I could hear the scurrying footsteps of children, or perhaps a small woman passing the door, and then, seconds later, harder, slower thumps. The father figure, no doubt; come to pay the tax man. The door swung open, and before me stood a massive figure, one straight out of Freaks. His rope-like figure wobbled in the light breeze while his hair seemed plastered to his leather-like parchment of a skin. His feet pointed in opposite directions while his toes danced; each individual digit seemed to have mastered rhythm and beat as they conducted a jazzy ensemble on the linoleum. His hands were not; that is to say, that where a hand should have been, there hung an orb-like mound of flesh that had been given the texture of a meat mallet, all ridges and flat pyramids. But strangest of all was the lack of a face; just a brown circular object on top of a Twizzler, with two large, irregular holes in the center, and a straight line for a mouth.

“Who is it, dad?” came the voice of a girl behind him.
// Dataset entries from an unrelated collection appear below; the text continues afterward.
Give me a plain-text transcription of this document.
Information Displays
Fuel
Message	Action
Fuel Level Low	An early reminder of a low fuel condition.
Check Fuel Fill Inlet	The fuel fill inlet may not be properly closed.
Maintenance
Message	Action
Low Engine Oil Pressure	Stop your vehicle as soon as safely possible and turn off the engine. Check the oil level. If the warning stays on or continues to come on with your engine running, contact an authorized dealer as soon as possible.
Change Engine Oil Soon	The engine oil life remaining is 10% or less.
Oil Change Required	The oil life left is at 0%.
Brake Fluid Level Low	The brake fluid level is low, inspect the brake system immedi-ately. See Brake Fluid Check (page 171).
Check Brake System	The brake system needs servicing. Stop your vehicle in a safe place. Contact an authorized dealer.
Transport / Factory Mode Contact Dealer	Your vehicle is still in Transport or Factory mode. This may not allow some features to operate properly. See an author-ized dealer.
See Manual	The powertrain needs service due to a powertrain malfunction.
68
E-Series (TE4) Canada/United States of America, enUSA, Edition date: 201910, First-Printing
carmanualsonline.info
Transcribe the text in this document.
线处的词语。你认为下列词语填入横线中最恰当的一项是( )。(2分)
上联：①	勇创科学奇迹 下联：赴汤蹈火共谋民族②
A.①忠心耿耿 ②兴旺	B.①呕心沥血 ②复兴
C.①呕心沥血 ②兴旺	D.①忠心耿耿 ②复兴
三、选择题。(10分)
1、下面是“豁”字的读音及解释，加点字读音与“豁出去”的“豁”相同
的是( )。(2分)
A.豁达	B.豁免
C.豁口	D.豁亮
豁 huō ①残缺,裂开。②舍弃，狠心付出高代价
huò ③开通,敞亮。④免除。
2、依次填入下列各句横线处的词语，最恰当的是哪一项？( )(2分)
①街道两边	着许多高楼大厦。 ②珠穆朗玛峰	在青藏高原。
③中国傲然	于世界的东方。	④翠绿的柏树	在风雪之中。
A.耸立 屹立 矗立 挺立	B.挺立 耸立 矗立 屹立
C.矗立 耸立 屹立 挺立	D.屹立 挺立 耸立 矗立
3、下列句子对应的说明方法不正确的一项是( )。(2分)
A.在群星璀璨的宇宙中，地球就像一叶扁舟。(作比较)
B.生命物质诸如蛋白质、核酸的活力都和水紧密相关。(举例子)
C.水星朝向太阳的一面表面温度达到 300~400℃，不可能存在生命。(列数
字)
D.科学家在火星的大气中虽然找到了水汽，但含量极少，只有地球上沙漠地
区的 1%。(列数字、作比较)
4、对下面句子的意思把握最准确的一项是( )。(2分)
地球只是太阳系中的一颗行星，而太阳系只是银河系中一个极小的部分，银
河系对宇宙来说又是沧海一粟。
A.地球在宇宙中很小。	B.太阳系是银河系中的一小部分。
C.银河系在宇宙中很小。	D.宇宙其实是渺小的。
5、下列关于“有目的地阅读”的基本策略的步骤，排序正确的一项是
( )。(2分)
I ripped my eyes from the monstrosity before me and witnessed the child-thing born of his loins: this half-human, half-dog sin. Her body seemed to be that of a terrier, but all semblance of a dog ended at the neck, where, like Frankenstein’s monster, her head had been stitched. She had lovely blonde hair and a cute nose.

“Can I help you?” the father-thing asked.

I cocked my head to the side, curled my lips, and squinted before I wiped my forehead with the back of my hand.

“She have a license?” I asked, pointing towards his dog-ter.

“Oh, sure,” he said. He reached down, patting his preposterous knee–a hamburger bun on a rabbit, if you can imagine it. The girl came to his side. He folded in half, wrapped his clubs around the terrier neck, and retrieved a collar, which he then handed to me. I took it from him, looked it over, and nodded.

“Everything looks fine here,” I said. “Have a good day, sir!”

“You too!” As I walked away, he shut the door. From within I could hear the chatter of a family mildly interrupted from their daily routine. It sure was hot outside. I believe that I was still envious of their A/C.